2 - Novel treatment strategies for targeting genetic changes in endometrial cancer

Summary

Introduction

Endometrial cancer is the most common gynaecological malignancy in Europe and the USA and the fourth most common cancer in women in the UK. In 2007, 7536 cases of endometrial cancer were diagnosed (approximately 5% of all female cancers) and 1741 deaths in 2008 were attributed to the disease, accounting for 2.3% of all deaths from malignancy in women. In the USA, approximately 42200 cases are diagnosed annually and 7780 deaths occur. The incidence of endometrial cancer increases with age and over 90% of women are diagnosed above the age of 50 years (median age 63 years). Most of these women (approximately 75%) are diagnosed at an early stage (stage I/II) and are potentially cured by surgery with or without adjuvant radiotherapy, resulting in a 5 year survival rate of 75—91%. However, the prognosis for women with recurrent or advanced endometrial cancer is poor, with a median overall survival of 9—10 months.

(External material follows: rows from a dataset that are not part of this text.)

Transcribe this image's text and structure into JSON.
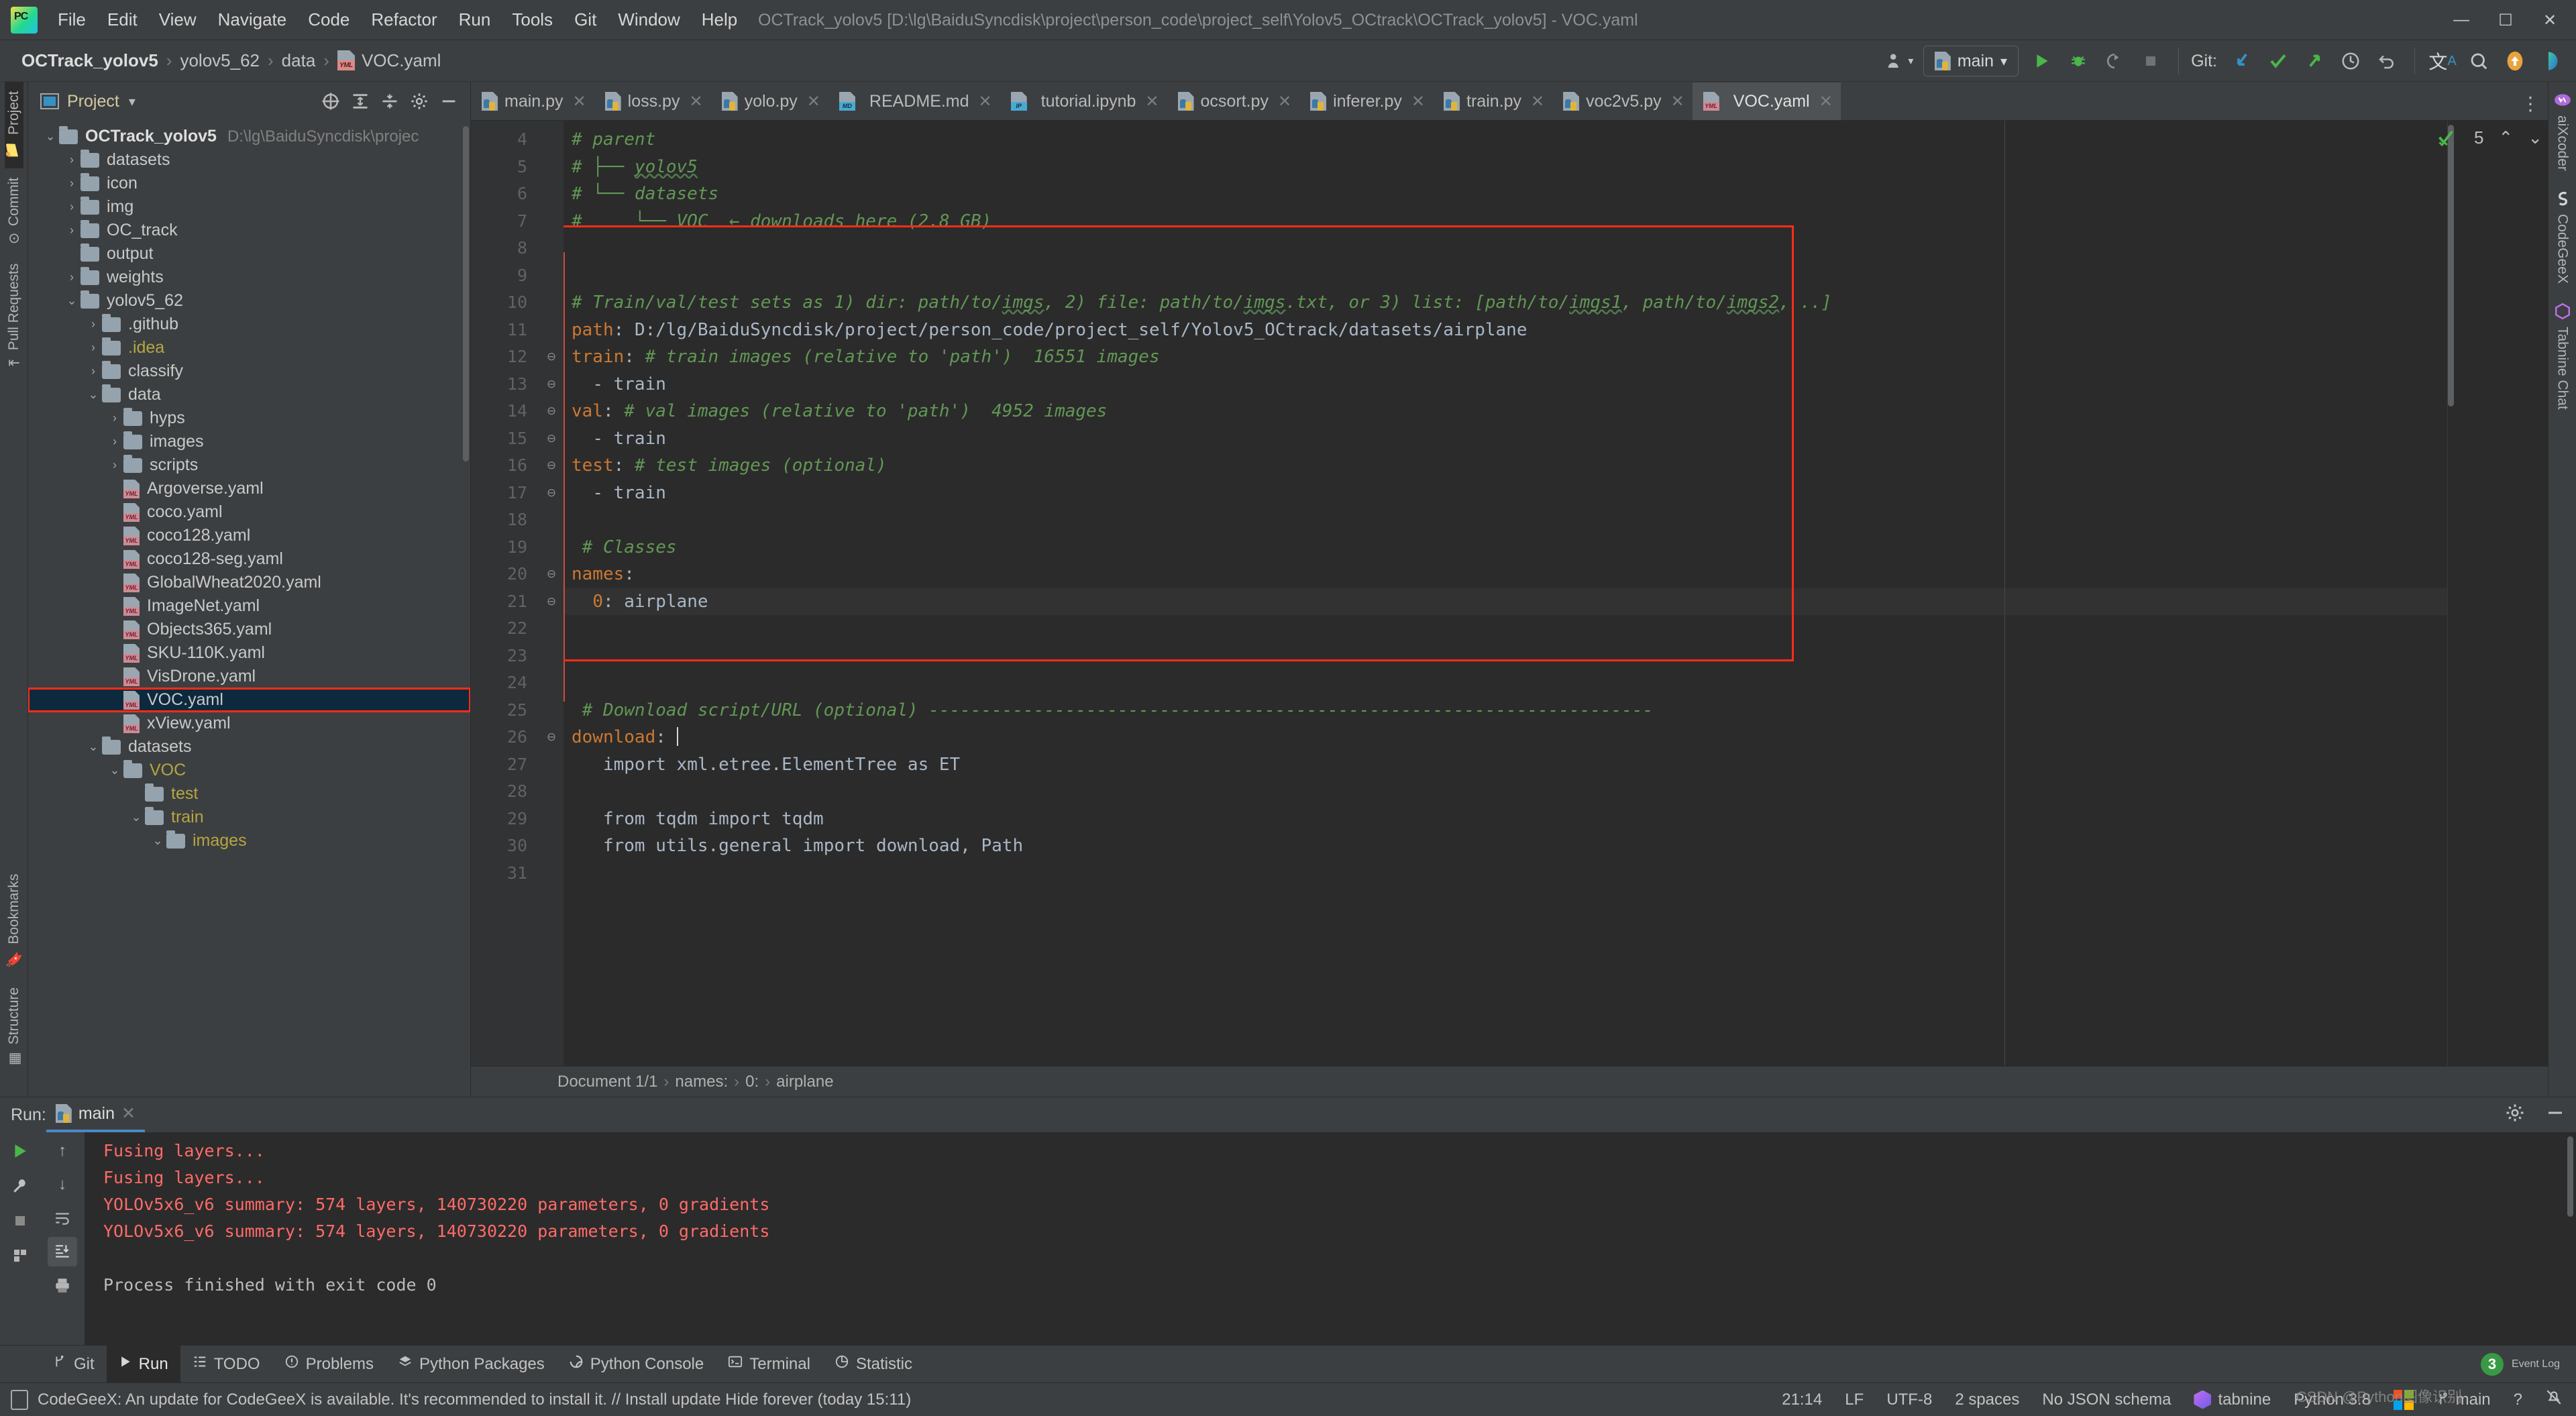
{
  "window": {
    "title": "OCTrack_yolov5 [D:\\lg\\BaiduSyncdisk\\project\\person_code\\project_self\\Yolov5_OCtrack\\OCTrack_yolov5] - VOC.yaml",
    "minimize": "—",
    "maximize": "☐",
    "close": "✕"
  },
  "menu": {
    "items": [
      "File",
      "Edit",
      "View",
      "Navigate",
      "Code",
      "Refactor",
      "Run",
      "Tools",
      "Git",
      "Window",
      "Help"
    ]
  },
  "breadcrumbs": {
    "items": [
      "OCTrack_yolov5",
      "yolov5_62",
      "data",
      "VOC.yaml"
    ],
    "separator": "›"
  },
  "toolbar": {
    "run_config": "main",
    "git_label": "Git:",
    "dropdown_caret": "▾"
  },
  "left_stripe": {
    "tabs": [
      "Project",
      "Commit",
      "Pull Requests"
    ],
    "bottom_tabs": [
      "Structure",
      "Bookmarks"
    ]
  },
  "right_stripe": {
    "tabs": [
      "aiXcoder",
      "CodeGeeX",
      "Tabnine Chat"
    ]
  },
  "project_panel": {
    "title": "Project",
    "caret": "▾",
    "tree": [
      {
        "depth": 0,
        "arrow": "⌄",
        "type": "folder",
        "label": "OCTrack_yolov5",
        "bold": true,
        "path": "D:\\lg\\BaiduSyncdisk\\projec"
      },
      {
        "depth": 1,
        "arrow": "›",
        "type": "folder",
        "label": "datasets"
      },
      {
        "depth": 1,
        "arrow": "›",
        "type": "folder",
        "label": "icon"
      },
      {
        "depth": 1,
        "arrow": "›",
        "type": "folder",
        "label": "img"
      },
      {
        "depth": 1,
        "arrow": "›",
        "type": "folder",
        "label": "OC_track"
      },
      {
        "depth": 1,
        "arrow": "",
        "type": "folder",
        "label": "output"
      },
      {
        "depth": 1,
        "arrow": "›",
        "type": "folder",
        "label": "weights"
      },
      {
        "depth": 1,
        "arrow": "⌄",
        "type": "folder",
        "label": "yolov5_62"
      },
      {
        "depth": 2,
        "arrow": "›",
        "type": "folder",
        "label": ".github"
      },
      {
        "depth": 2,
        "arrow": "›",
        "type": "folder",
        "label": ".idea",
        "color": "yellow"
      },
      {
        "depth": 2,
        "arrow": "›",
        "type": "folder",
        "label": "classify"
      },
      {
        "depth": 2,
        "arrow": "⌄",
        "type": "folder",
        "label": "data"
      },
      {
        "depth": 3,
        "arrow": "›",
        "type": "folder",
        "label": "hyps"
      },
      {
        "depth": 3,
        "arrow": "›",
        "type": "folder",
        "label": "images"
      },
      {
        "depth": 3,
        "arrow": "›",
        "type": "folder",
        "label": "scripts"
      },
      {
        "depth": 3,
        "arrow": "",
        "type": "yaml",
        "label": "Argoverse.yaml"
      },
      {
        "depth": 3,
        "arrow": "",
        "type": "yaml",
        "label": "coco.yaml"
      },
      {
        "depth": 3,
        "arrow": "",
        "type": "yaml",
        "label": "coco128.yaml"
      },
      {
        "depth": 3,
        "arrow": "",
        "type": "yaml",
        "label": "coco128-seg.yaml"
      },
      {
        "depth": 3,
        "arrow": "",
        "type": "yaml",
        "label": "GlobalWheat2020.yaml"
      },
      {
        "depth": 3,
        "arrow": "",
        "type": "yaml",
        "label": "ImageNet.yaml"
      },
      {
        "depth": 3,
        "arrow": "",
        "type": "yaml",
        "label": "Objects365.yaml"
      },
      {
        "depth": 3,
        "arrow": "",
        "type": "yaml",
        "label": "SKU-110K.yaml"
      },
      {
        "depth": 3,
        "arrow": "",
        "type": "yaml",
        "label": "VisDrone.yaml"
      },
      {
        "depth": 3,
        "arrow": "",
        "type": "yaml",
        "label": "VOC.yaml",
        "selected": true,
        "boxed": true
      },
      {
        "depth": 3,
        "arrow": "",
        "type": "yaml",
        "label": "xView.yaml"
      },
      {
        "depth": 2,
        "arrow": "⌄",
        "type": "folder",
        "label": "datasets"
      },
      {
        "depth": 3,
        "arrow": "⌄",
        "type": "folder",
        "label": "VOC",
        "color": "yellow"
      },
      {
        "depth": 4,
        "arrow": "",
        "type": "folder",
        "label": "test",
        "color": "yellow"
      },
      {
        "depth": 4,
        "arrow": "⌄",
        "type": "folder",
        "label": "train",
        "color": "yellow"
      },
      {
        "depth": 5,
        "arrow": "⌄",
        "type": "folder",
        "label": "images",
        "color": "yellow"
      }
    ]
  },
  "editor": {
    "tabs": [
      {
        "label": "main.py",
        "icon": "python-file-icon",
        "active": false
      },
      {
        "label": "loss.py",
        "icon": "python-file-icon",
        "active": false
      },
      {
        "label": "yolo.py",
        "icon": "python-file-icon",
        "active": false
      },
      {
        "label": "README.md",
        "icon": "markdown-file-icon",
        "active": false
      },
      {
        "label": "tutorial.ipynb",
        "icon": "notebook-file-icon",
        "active": false
      },
      {
        "label": "ocsort.py",
        "icon": "python-file-icon",
        "active": false
      },
      {
        "label": "inferer.py",
        "icon": "python-file-icon",
        "active": false
      },
      {
        "label": "train.py",
        "icon": "python-file-icon",
        "active": false
      },
      {
        "label": "voc2v5.py",
        "icon": "python-file-icon",
        "active": false
      },
      {
        "label": "VOC.yaml",
        "icon": "yaml-file-icon",
        "active": true
      }
    ],
    "tab_close": "✕",
    "inspection_count": "5",
    "inspection_up": "⌃",
    "inspection_down": "⌄",
    "first_line_number": 4,
    "lines": [
      {
        "n": 4,
        "fold": "",
        "html": "<span class=\"cm\"># parent</span>"
      },
      {
        "n": 5,
        "fold": "",
        "html": "<span class=\"cm\"># ├── <span class=\"squig\">yolov5</span></span>"
      },
      {
        "n": 6,
        "fold": "",
        "html": "<span class=\"cm\"># └── datasets</span>"
      },
      {
        "n": 7,
        "fold": "",
        "html": "<span class=\"cm\">#     └── VOC  ← downloads here (2.8 GB)</span>"
      },
      {
        "n": 8,
        "fold": "",
        "html": ""
      },
      {
        "n": 9,
        "fold": "",
        "html": ""
      },
      {
        "n": 10,
        "fold": "",
        "html": "<span class=\"cm\"># Train/val/test sets as 1) dir: path/to/<span class=\"squig\">imgs</span>, 2) file: path/to/<span class=\"squig\">imgs</span>.txt, or 3) list: [path/to/<span class=\"squig\">imgs1</span>, path/to/<span class=\"squig\">imgs2</span>, ..]</span>"
      },
      {
        "n": 11,
        "fold": "",
        "html": "<span class=\"key\">path</span>: <span class=\"val\">D:/lg/BaiduSyncdisk/project/person_code/project_self/Yolov5_OCtrack/datasets/airplane</span>"
      },
      {
        "n": 12,
        "fold": "⊖",
        "html": "<span class=\"key\">train</span>: <span class=\"cm\"># train images (relative to 'path')  16551 images</span>"
      },
      {
        "n": 13,
        "fold": "⊖",
        "html": "  <span class=\"val\">- train</span>"
      },
      {
        "n": 14,
        "fold": "⊖",
        "html": "<span class=\"key\">val</span>: <span class=\"cm\"># val images (relative to 'path')  4952 images</span>"
      },
      {
        "n": 15,
        "fold": "⊖",
        "html": "  <span class=\"val\">- train</span>"
      },
      {
        "n": 16,
        "fold": "⊖",
        "html": "<span class=\"key\">test</span>: <span class=\"cm\"># test images (optional)</span>"
      },
      {
        "n": 17,
        "fold": "⊖",
        "html": "  <span class=\"val\">- train</span>"
      },
      {
        "n": 18,
        "fold": "",
        "html": ""
      },
      {
        "n": 19,
        "fold": "",
        "html": " <span class=\"cm\"># Classes</span>"
      },
      {
        "n": 20,
        "fold": "⊖",
        "html": "<span class=\"key\">names</span>:"
      },
      {
        "n": 21,
        "fold": "⊖",
        "html": "  <span class=\"key\">0</span>: <span class=\"val\">airplane</span>",
        "highlight": true
      },
      {
        "n": 22,
        "fold": "",
        "html": ""
      },
      {
        "n": 23,
        "fold": "",
        "html": ""
      },
      {
        "n": 24,
        "fold": "",
        "html": ""
      },
      {
        "n": 25,
        "fold": "",
        "html": " <span class=\"cm\"># Download script/URL (optional) ---------------------------------------------------------------------</span>"
      },
      {
        "n": 26,
        "fold": "⊖",
        "html": "<span class=\"key\">download</span>: <span class=\"caret\"></span>"
      },
      {
        "n": 27,
        "fold": "",
        "html": "   <span class=\"val\">import xml.etree.ElementTree as ET</span>"
      },
      {
        "n": 28,
        "fold": "",
        "html": ""
      },
      {
        "n": 29,
        "fold": "",
        "html": "   <span class=\"val\">from tqdm import tqdm</span>"
      },
      {
        "n": 30,
        "fold": "",
        "html": "   <span class=\"val\">from utils.general import download, Path</span>"
      },
      {
        "n": 31,
        "fold": "",
        "html": ""
      }
    ],
    "status_breadcrumb": [
      "Document 1/1",
      "names:",
      "0:",
      "airplane"
    ],
    "status_breadcrumb_sep": "›"
  },
  "run_panel": {
    "title": "Run:",
    "tab_label": "main",
    "tab_close": "✕",
    "output": [
      {
        "text": "Fusing layers...",
        "error": true
      },
      {
        "text": "Fusing layers...",
        "error": true
      },
      {
        "text": "YOLOv5x6_v6 summary: 574 layers, 140730220 parameters, 0 gradients",
        "error": true
      },
      {
        "text": "YOLOv5x6_v6 summary: 574 layers, 140730220 parameters, 0 gradients",
        "error": true
      },
      {
        "text": "",
        "error": false
      },
      {
        "text": "Process finished with exit code 0",
        "error": false
      }
    ]
  },
  "tool_window_bar": {
    "items": [
      {
        "label": "Git",
        "icon": "git-branch-icon",
        "selected": false
      },
      {
        "label": "Run",
        "icon": "run-play-icon",
        "selected": true
      },
      {
        "label": "TODO",
        "icon": "todo-list-icon",
        "selected": false
      },
      {
        "label": "Problems",
        "icon": "problems-icon",
        "selected": false
      },
      {
        "label": "Python Packages",
        "icon": "packages-icon",
        "selected": false
      },
      {
        "label": "Python Console",
        "icon": "python-console-icon",
        "selected": false
      },
      {
        "label": "Terminal",
        "icon": "terminal-icon",
        "selected": false
      },
      {
        "label": "Statistic",
        "icon": "statistic-icon",
        "selected": false
      }
    ],
    "event_log": "Event Log",
    "event_log_count": "3"
  },
  "status_bar": {
    "notification": "CodeGeeX: An update for CodeGeeX is available. It's recommended to install it. // Install update   Hide forever (today 15:11)",
    "caret_position": "21:14",
    "line_separator": "LF",
    "encoding": "UTF-8",
    "indent": "2 spaces",
    "schema": "No JSON schema",
    "tabnine": "tabnine",
    "interpreter": "Python 3.8",
    "branch": "main",
    "watermark": "CSDN @Python图像识别"
  },
  "colors": {
    "bg": "#3c3f41",
    "editor_bg": "#2b2b2b",
    "accent_blue": "#4a88c7",
    "comment_green": "#629755",
    "key_orange": "#cc7832",
    "error_red": "#ff6b68",
    "highlight_box": "#ff2d16",
    "selection": "#0d293e"
  }
}
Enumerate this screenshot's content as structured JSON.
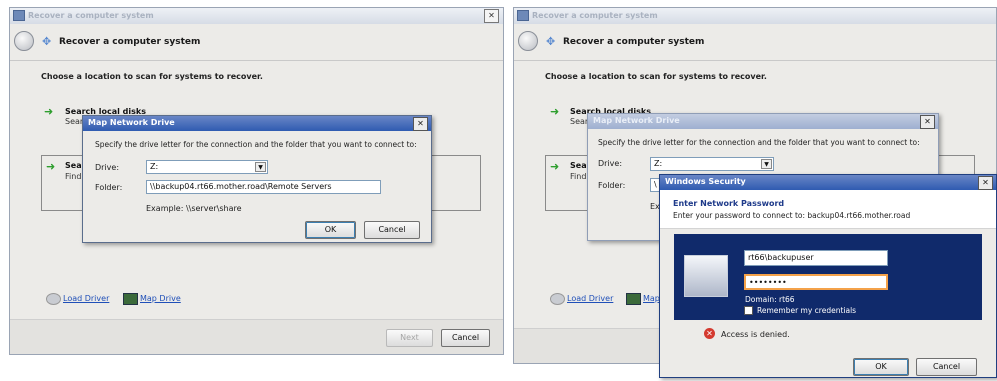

Current treatments for advanced endometrial cancer are chemotherapy or hormonal therapy. Doxorubicin, cisplatin, carboplatin, docetaxel, topotecan and paclitaxel have all shown activity as monotherapy, with response rates in the range 17—37%. Various combination regimens that include doxorubicin and/or a platinum have been investigated. However, randomised trials have failed to show any survival benefit of combinations of doxorubicin plus either cyclophosphamide or cisplatin compared with single-agent doxorubicin.